TA - PE.2003.0455 - 2004-07-08 - c/SPOP

8 juillet 2004Français19 min

Source vd.ch

Faits

Vu les faits suivants :

A. X.________ a complété

le 23 janvier 2003 un rapport d'arrivée. A cette occasion, il a indiqué être

entré en Suisse le 9 octobre 2002 et a sollicité une autorisation de séjour

pour poursuivre sa scolarité à 2.******** . Comme référence en Suisse, il a

mentionné Y.________ , ressortissant camérounais titulaire d'une autorisation

de séjour annuelle, mentionnant qu'il était son tuteur légal.

Sur requête du SPOP,

le bureau des étrangers de 2.******** a transmis le 19 août 2003 des

renseignements complémentaires.
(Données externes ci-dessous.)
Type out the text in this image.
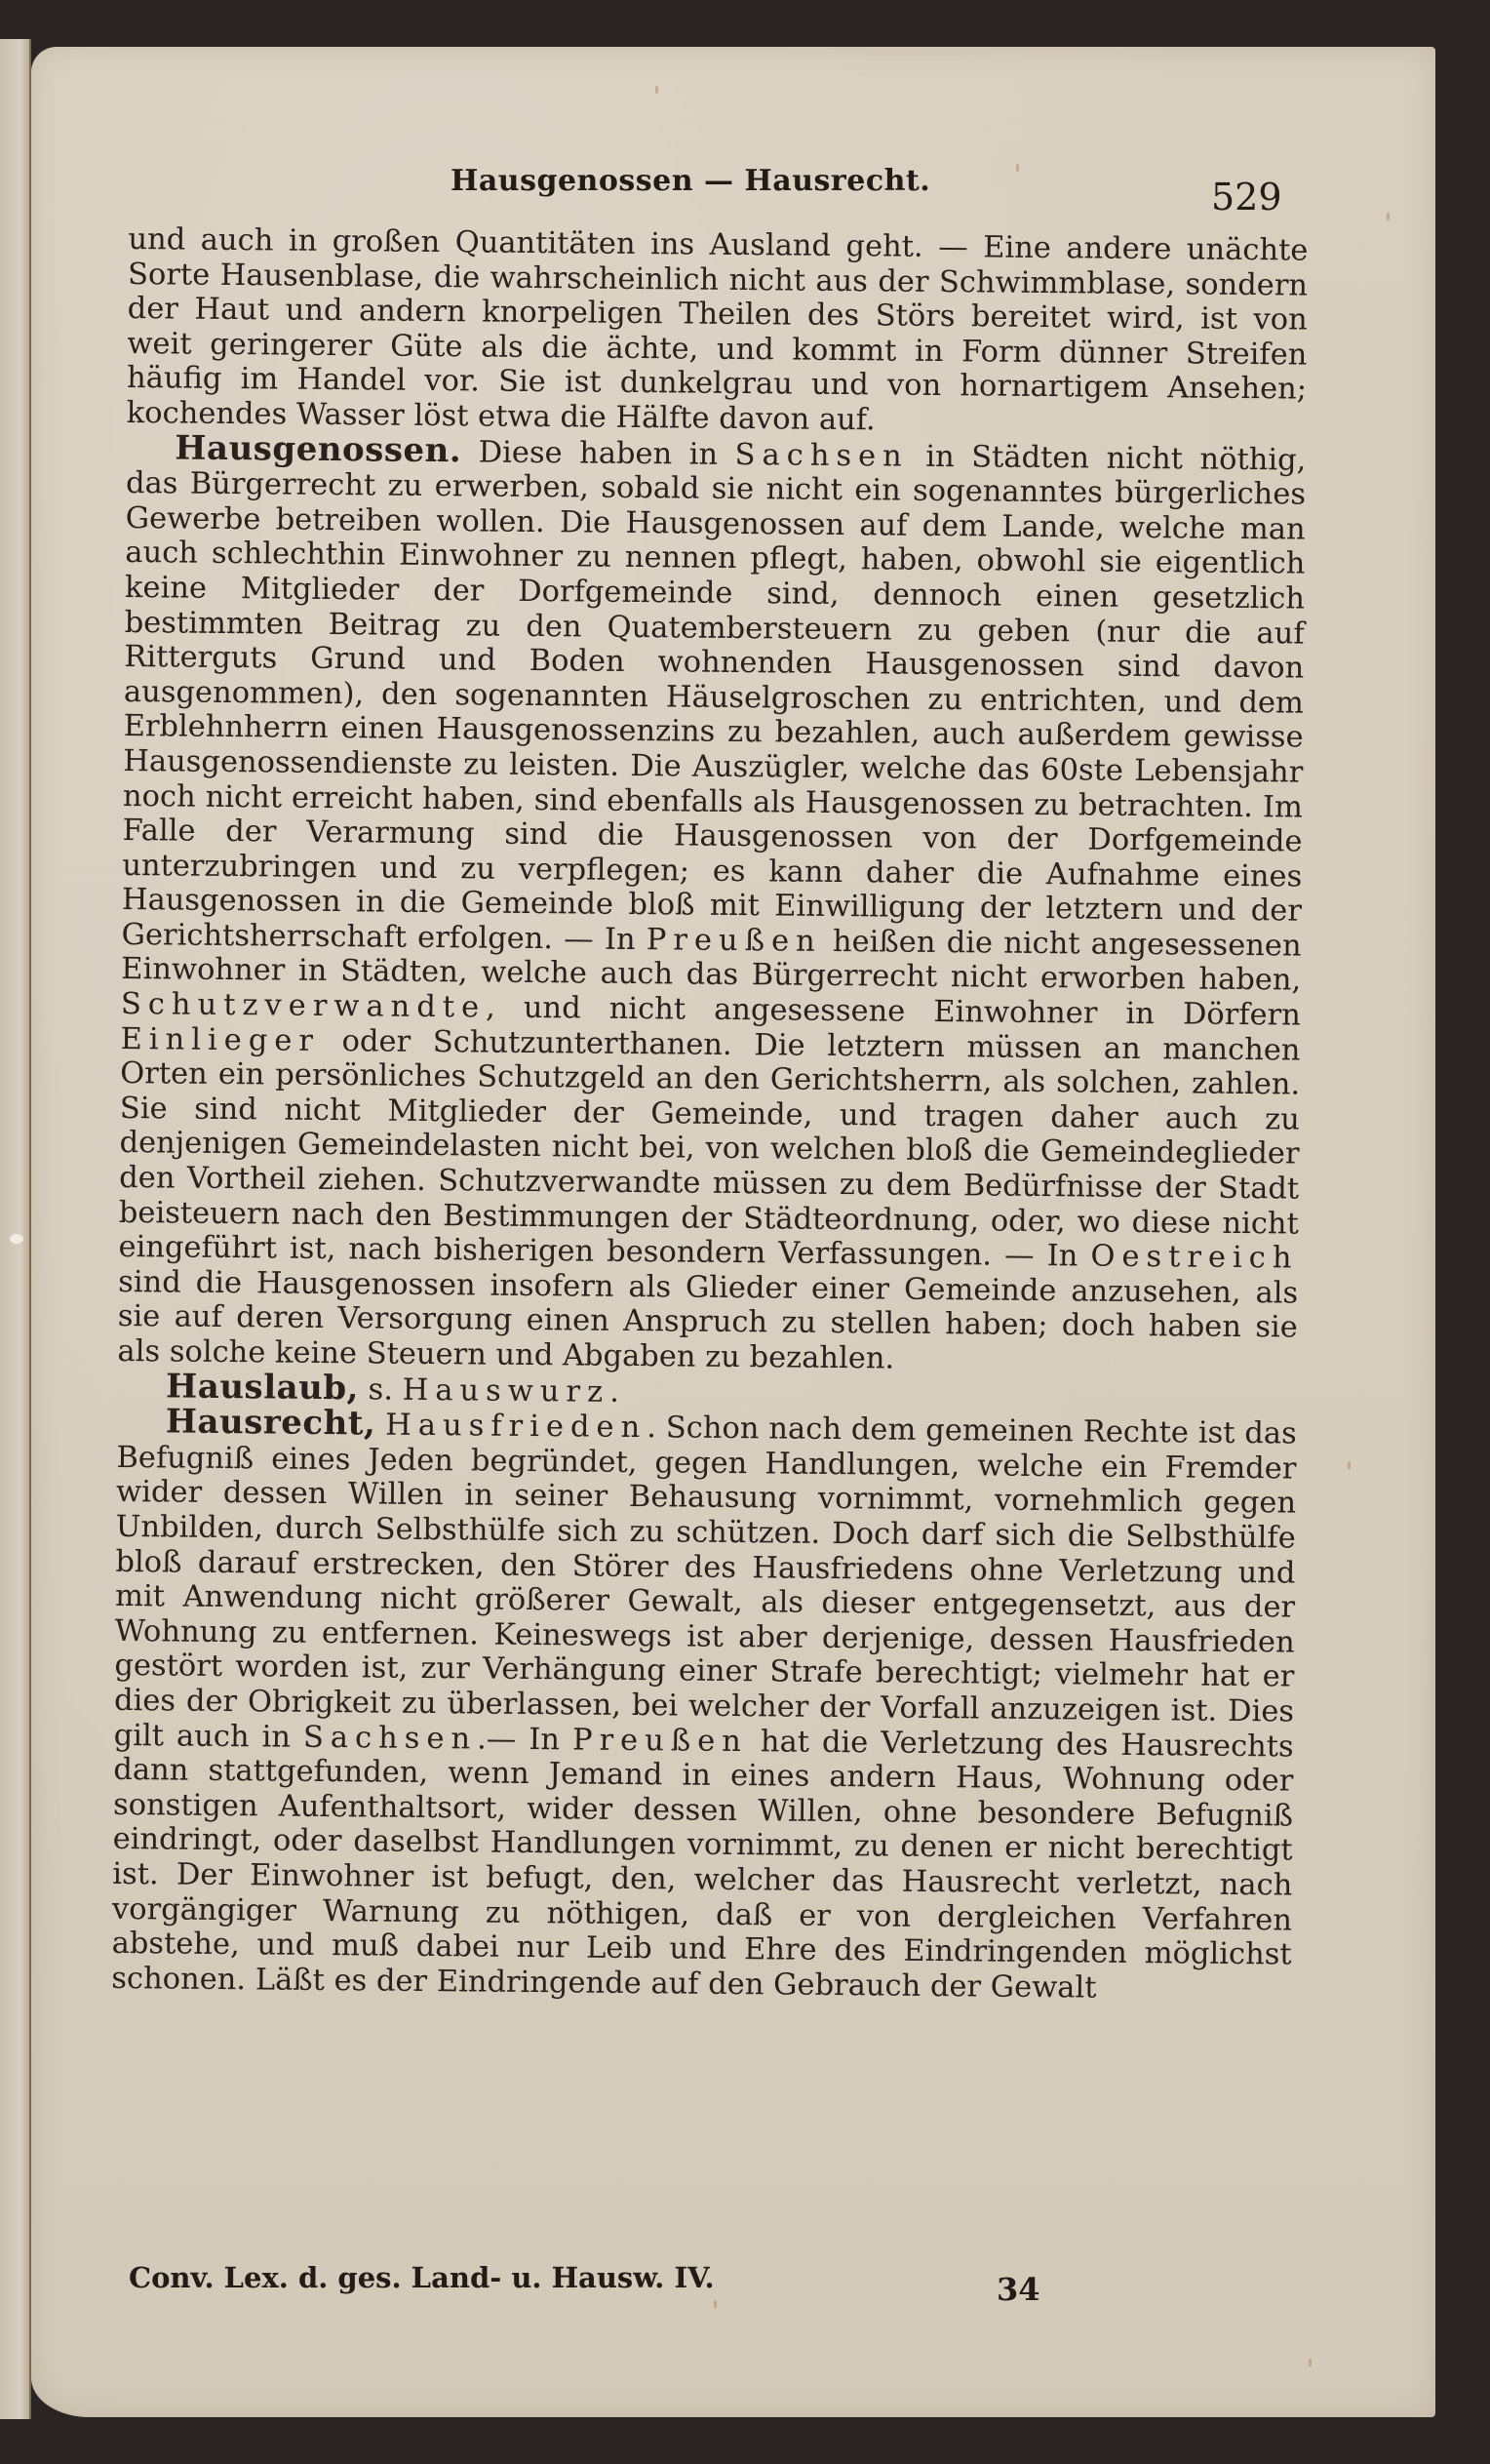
Hausgenossen — Hausrecht.	529

und auch in großen Quantitäten ins Ausland geht. — Eine andere unächte Sorte Hausenblase, die wahrscheinlich nicht aus der Schwimmblase, sondern der Haut und andern knorpeligen Theilen des Störs bereitet wird, ist von weit geringerer Güte als die ächte, und kommt in Form dünner Streifen häufig im Handel vor. Sie ist dunkelgrau und von hornartigem Ansehen; kochendes Wasser löst etwa die Hälfte davon auf.

Hausgenossen. Diese haben in Sachsen in Städten nicht nöthig, das Bürgerrecht zu erwerben, sobald sie nicht ein sogenanntes bürgerliches Gewerbe betreiben wollen. Die Hausgenossen auf dem Lande, welche man auch schlechthin Einwohner zu nennen pflegt, haben, obwohl sie eigentlich keine Mitglieder der Dorfgemeinde sind, dennoch einen gesetzlich bestimmten Beitrag zu den Quatembersteuern zu geben (nur die auf Ritterguts Grund und Boden wohnenden Hausgenossen sind davon ausgenommen), den sogenannten Häuselgroschen zu entrichten, und dem Erblehnherrn einen Hausgenossenzins zu bezahlen, auch außerdem gewisse Hausgenossendienste zu leisten. Die Auszügler, welche das 60ste Lebensjahr noch nicht erreicht haben, sind ebenfalls als Hausgenossen zu betrachten. Im Falle der Verarmung sind die Hausgenossen von der Dorfgemeinde unterzubringen und zu verpflegen; es kann daher die Aufnahme eines Hausgenossen in die Gemeinde bloß mit Einwilligung der letztern und der Gerichtsherrschaft erfolgen. — In Preußen heißen die nicht angesessenen Einwohner in Städten, welche auch das Bürgerrecht nicht erworben haben, Schutzverwandte, und nicht angesessene Einwohner in Dörfern Einlieger oder Schutzunterthanen. Die letztern müssen an manchen Orten ein persönliches Schutzgeld an den Gerichtsherrn, als solchen, zahlen. Sie sind nicht Mitglieder der Gemeinde, und tragen daher auch zu denjenigen Gemeindelasten nicht bei, von welchen bloß die Gemeindeglieder den Vortheil ziehen. Schutzverwandte müssen zu dem Bedürfnisse der Stadt beisteuern nach den Bestimmungen der Städteordnung, oder, wo diese nicht eingeführt ist, nach bisherigen besondern Verfassungen. — In Oestreich sind die Hausgenossen insofern als Glieder einer Gemeinde anzusehen, als sie auf deren Versorgung einen Anspruch zu stellen haben; doch haben sie als solche keine Steuern und Abgaben zu bezahlen.

Hauslaub, s. Hauswurz.

Hausrecht, Hausfrieden. Schon nach dem gemeinen Rechte ist das Befugniß eines Jeden begründet, gegen Handlungen, welche ein Fremder wider dessen Willen in seiner Behausung vornimmt, vornehmlich gegen Unbilden, durch Selbsthülfe sich zu schützen. Doch darf sich die Selbsthülfe bloß darauf erstrecken, den Störer des Hausfriedens ohne Verletzung und mit Anwendung nicht größerer Gewalt, als dieser entgegensetzt, aus der Wohnung zu entfernen. Keineswegs ist aber derjenige, dessen Hausfrieden gestört worden ist, zur Verhängung einer Strafe berechtigt; vielmehr hat er dies der Obrigkeit zu überlassen, bei welcher der Vorfall anzuzeigen ist. Dies gilt auch in Sachsen.— In Preußen hat die Verletzung des Hausrechts dann stattgefunden, wenn Jemand in eines andern Haus, Wohnung oder sonstigen Aufenthaltsort, wider dessen Willen, ohne besondere Befugniß eindringt, oder daselbst Handlungen vornimmt, zu denen er nicht berechtigt ist. Der Einwohner ist befugt, den, welcher das Hausrecht verletzt, nach vorgängiger Warnung zu nöthigen, daß er von dergleichen Verfahren abstehe, und muß dabei nur Leib und Ehre des Eindringenden möglichst schonen. Läßt es der Eindringende auf den Gebrauch der Gewalt

Conv. Lex. d. ges. Land- u. Hausw. IV.	34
Il y était ainsi notamment précisé que l'intéressé

était entré en Suisse accompagné de sa tante qui s'occupait de lui en France et

qui n'était plus en mesure de le faire, que cela expliquait le fait qu'aucune

demande d'entrée en bonne et due forme n'avait été déposée puisqu'il avait

fallu agir dans l'urgence, que Y.________ ne possédait aucun document

attestant d'une tutelle officielle sur l'intéressé, qu'aucune démarche n'avait

été entreprise dans ce sens, que le père de l'intéressé, retraité et sans

revenu, séjournait à Douala, au Cameroun, que n'ayant aucun moyen matériel, il

ne pouvait pas s'occuper de son fils qui avait été entièrement pris en charge

par sa mère, jusqu'au décès de cette dernière en septembre 2000, qu'il avait un

frère, soit Y.________ , résidant en Suisse, que ses deux autres frères se

trouvaient au Cameroun, qu'il avait aussi dans ce pays un oncle et deux tantes

qui n'avaient pas les moyens de le prendre en charge et qu'il souhaitait

s'inscrire en Suisse dans un centre "sports-études" pour jeune

footballeur d'élite.

B. Par décision du 24

septembre 2003, notifiée à Y.________ le 13 novembre suivant, le SPOP a refusé

de délivrer une autorisation de séjour à X.________ aux motifs que les

conditions légales d'application des dispositions relatives aux autorisations

de séjour pour élèves et enfants placés ou adoptés, ainsi que celles en matière

de regroupement familial, n'étaient pas réalisées, que selon la jurisprudence

et une pratique constante, le placement en Suisse d'enfants mineurs, orphelins

de père et de mère, ou dont les parents sont manifestement incapables de

s'occuper n'était admis que si aucune autre solution ne pouvait être trouvée

dans le pays d'origine de l'enfant et que les motifs invoqués ne sauraient

justifier le placement de l'intéressé en Suisse puisque son père et ses frères

vivaient encore dans son pays d'origine et qu'aucun document n'avait été

produit démontrant qu'une solution n'était pas envisageable au Cameroun afin

que l'intéressé puisse y continuer son existence.

Par avis du 11

novembre 2003, le Tuteur général du Canton de Vaud a informé le SPOP qu'il

avait été nommé curateur de l'intéressé à forme de l'art. 392 ch. 3 du code

civil, soit en raison d'un empêchement du représentant légal.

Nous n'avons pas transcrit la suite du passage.